Ajoutez à ces difficultés celles qui résultaient de l’abominable plan de destruction imaginé par la convention. Le décret du 1er août 1793, ce monument d’ivresse sanguinaire et de barbarie, était encore en pleine vigueur, et c’était à qui des généraux y tiendrait la main avec le plus de rigueur. Turreau venait pour son compte. en moins de trois mois, d’expédier plus de 15,000 brigands, ce qui n’empêchait pas le comité de l’accuser de lenteur[1] et Bouchotte de stimuler son zèle[2].
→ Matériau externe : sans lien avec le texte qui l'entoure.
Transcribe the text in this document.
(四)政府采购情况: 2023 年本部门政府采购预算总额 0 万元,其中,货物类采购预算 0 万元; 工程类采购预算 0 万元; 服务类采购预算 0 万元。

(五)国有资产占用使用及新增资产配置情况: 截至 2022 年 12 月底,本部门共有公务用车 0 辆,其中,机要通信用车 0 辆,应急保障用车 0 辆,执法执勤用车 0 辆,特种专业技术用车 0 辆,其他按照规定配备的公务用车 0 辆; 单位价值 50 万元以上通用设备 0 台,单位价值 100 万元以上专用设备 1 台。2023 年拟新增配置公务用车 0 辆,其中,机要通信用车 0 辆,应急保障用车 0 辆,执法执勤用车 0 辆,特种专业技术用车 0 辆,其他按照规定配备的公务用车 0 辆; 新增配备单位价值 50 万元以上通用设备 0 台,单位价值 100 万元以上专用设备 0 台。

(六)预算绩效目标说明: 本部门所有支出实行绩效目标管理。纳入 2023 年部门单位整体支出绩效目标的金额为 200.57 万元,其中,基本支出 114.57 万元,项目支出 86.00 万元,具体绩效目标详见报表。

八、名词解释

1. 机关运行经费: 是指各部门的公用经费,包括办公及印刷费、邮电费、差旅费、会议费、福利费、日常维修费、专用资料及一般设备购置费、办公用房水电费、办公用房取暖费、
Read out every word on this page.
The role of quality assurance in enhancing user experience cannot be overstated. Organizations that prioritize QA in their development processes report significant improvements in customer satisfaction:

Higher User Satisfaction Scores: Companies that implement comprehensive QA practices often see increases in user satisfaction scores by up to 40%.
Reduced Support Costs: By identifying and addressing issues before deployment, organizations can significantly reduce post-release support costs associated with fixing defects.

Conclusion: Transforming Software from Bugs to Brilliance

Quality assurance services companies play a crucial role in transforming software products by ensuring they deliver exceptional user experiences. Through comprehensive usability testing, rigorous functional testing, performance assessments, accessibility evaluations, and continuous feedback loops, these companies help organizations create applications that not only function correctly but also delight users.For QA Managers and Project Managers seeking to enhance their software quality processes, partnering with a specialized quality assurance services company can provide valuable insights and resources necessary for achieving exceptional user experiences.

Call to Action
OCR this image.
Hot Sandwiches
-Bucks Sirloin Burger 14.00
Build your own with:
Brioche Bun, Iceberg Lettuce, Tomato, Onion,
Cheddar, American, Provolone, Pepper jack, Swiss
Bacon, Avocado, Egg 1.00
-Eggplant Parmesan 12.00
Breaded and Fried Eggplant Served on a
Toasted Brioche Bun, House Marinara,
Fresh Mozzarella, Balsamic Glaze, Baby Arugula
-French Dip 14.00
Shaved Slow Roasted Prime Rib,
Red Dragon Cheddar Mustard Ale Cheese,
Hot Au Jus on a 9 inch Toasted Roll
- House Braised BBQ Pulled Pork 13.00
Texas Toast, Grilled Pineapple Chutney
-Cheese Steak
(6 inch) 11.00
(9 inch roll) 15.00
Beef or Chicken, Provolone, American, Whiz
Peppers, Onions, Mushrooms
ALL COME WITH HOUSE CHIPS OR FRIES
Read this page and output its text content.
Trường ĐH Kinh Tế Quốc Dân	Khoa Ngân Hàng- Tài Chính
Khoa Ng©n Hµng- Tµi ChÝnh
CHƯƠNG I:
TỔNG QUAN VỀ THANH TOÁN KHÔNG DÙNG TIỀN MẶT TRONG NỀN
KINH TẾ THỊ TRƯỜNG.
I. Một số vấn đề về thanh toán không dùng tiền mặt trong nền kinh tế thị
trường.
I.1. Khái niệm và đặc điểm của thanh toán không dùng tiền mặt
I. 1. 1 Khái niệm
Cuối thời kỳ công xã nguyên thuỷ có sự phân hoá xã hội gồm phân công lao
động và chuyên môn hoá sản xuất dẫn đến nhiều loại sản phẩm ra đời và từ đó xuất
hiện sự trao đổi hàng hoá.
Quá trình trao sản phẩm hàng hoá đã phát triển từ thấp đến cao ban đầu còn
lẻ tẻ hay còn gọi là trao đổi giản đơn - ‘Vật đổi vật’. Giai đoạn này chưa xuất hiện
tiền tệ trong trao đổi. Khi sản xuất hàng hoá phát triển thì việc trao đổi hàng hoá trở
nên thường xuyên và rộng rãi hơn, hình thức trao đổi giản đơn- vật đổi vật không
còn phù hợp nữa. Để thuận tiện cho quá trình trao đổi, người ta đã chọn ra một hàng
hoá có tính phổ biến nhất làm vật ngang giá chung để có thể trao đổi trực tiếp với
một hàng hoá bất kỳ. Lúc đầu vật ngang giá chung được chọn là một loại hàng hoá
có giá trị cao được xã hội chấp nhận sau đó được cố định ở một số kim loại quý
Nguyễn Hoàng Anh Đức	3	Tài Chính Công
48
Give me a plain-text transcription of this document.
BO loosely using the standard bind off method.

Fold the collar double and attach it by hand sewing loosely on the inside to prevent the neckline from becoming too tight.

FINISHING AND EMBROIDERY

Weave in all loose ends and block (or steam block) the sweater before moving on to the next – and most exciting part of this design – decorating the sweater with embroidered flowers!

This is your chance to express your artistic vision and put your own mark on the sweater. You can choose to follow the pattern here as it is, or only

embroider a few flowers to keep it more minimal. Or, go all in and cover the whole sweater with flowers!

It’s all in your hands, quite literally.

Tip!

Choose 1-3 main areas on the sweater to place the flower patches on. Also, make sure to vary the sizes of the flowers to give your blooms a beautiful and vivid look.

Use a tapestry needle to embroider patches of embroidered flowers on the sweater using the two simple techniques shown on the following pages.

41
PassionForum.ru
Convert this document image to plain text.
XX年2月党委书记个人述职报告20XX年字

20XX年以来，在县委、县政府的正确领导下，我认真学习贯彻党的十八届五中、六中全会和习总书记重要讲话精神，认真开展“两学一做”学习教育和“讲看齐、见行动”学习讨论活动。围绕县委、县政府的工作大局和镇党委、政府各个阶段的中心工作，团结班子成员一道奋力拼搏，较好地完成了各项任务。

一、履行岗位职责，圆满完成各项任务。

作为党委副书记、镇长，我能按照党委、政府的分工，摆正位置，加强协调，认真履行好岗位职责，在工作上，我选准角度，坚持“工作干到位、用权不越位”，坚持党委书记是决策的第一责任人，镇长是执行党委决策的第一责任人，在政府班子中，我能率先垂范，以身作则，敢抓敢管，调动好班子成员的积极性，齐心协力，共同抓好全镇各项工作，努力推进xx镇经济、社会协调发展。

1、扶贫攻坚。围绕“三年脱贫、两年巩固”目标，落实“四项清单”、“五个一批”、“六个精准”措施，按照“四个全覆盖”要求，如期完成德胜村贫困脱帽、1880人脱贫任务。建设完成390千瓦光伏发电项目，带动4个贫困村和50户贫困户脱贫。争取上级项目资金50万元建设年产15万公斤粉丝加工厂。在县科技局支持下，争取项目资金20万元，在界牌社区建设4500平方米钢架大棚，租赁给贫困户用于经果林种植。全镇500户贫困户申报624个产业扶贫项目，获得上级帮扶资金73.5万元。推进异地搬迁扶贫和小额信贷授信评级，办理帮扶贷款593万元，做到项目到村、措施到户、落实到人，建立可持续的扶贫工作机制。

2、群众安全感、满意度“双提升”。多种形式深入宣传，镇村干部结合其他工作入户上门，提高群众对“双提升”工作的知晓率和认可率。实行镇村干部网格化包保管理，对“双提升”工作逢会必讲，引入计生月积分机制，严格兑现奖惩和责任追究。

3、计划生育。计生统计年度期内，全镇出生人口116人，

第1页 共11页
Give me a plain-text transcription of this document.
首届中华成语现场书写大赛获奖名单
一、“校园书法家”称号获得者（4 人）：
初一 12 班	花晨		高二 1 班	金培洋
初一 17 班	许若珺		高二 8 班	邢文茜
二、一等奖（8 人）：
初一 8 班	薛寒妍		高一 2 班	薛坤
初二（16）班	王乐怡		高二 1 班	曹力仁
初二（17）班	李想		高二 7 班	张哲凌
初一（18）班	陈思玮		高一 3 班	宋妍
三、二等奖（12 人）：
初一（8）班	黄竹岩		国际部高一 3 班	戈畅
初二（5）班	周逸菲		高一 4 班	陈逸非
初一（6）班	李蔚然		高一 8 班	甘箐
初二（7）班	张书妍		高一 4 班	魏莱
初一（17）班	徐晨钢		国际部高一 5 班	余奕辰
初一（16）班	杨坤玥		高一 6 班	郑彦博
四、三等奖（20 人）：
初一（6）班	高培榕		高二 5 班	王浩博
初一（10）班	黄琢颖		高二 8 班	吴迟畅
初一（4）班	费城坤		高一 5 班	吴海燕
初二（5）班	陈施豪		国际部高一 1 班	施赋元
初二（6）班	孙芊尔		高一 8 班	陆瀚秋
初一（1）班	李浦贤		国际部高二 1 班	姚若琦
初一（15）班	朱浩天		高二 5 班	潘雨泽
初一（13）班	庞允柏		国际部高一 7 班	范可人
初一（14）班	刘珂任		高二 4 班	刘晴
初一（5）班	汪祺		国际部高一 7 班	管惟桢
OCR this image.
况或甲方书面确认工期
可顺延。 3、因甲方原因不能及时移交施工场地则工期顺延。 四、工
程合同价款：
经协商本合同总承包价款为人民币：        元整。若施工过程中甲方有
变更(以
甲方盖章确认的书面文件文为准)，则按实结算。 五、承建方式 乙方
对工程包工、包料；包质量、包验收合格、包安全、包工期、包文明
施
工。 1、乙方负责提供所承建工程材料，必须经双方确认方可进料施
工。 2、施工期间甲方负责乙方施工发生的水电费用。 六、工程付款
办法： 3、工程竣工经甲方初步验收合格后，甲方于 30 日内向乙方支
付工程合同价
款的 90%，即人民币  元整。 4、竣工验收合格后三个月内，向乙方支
Huché, dit le boucher de la convention[3], Grignon, Commaire, Duquesnoy, les deux Cordellier, Carpentier, parcouraient la Vendée, devenue par un sinistre jeu de mots le département vengé et rivalisaient d’horreurs, massacrant, incendiant, pillant, n’épargnant même pas les femmes et les enfans. Et le comité de salut public, et les représentans en mission d’applaudir à ces atrocités ! « Vivent les mesures rigoureuses et les hommes qui ont des c.. ! s’écriait

  1. Turreau à Bouchotte. (Archives de la guerre.)
  2. Bouchotte A Turreau (13 février 1794). « Attaque en masse, attaque sans relâche ; détruis tous les endroits propres à servir de retraite et de défense aux rebelles : voilà ce que le comité te prescrit. »
  3. Celui-là valait presque Carrier : pour tirer des aveux des paysans qu’il rencontrait, il se donnait à eux pour un chef de chouans ; après quoi, il se jetait sur eux comme une bête fauve et les sabrait, hommes et enfans, de sa propre main. (Voir aux archives de la guerre une lettre du commissaire Pilley.) Un jour, il entre dans une maison où ses soldats venaient d’assassiner un paysan ; il s’attable et dit à la fille de ce malheureux d’aller lui chercher de la salade dans le jardin où se trouvait le cadavre de ton père encore tout chaud. Comme elle hésitait : « Dépêche-toi b.., lui dit-il, ou je te prends, je le f… sur le cadavre et je le tue ensuite. » (Archives de la guerre, 6 octobre 1794.)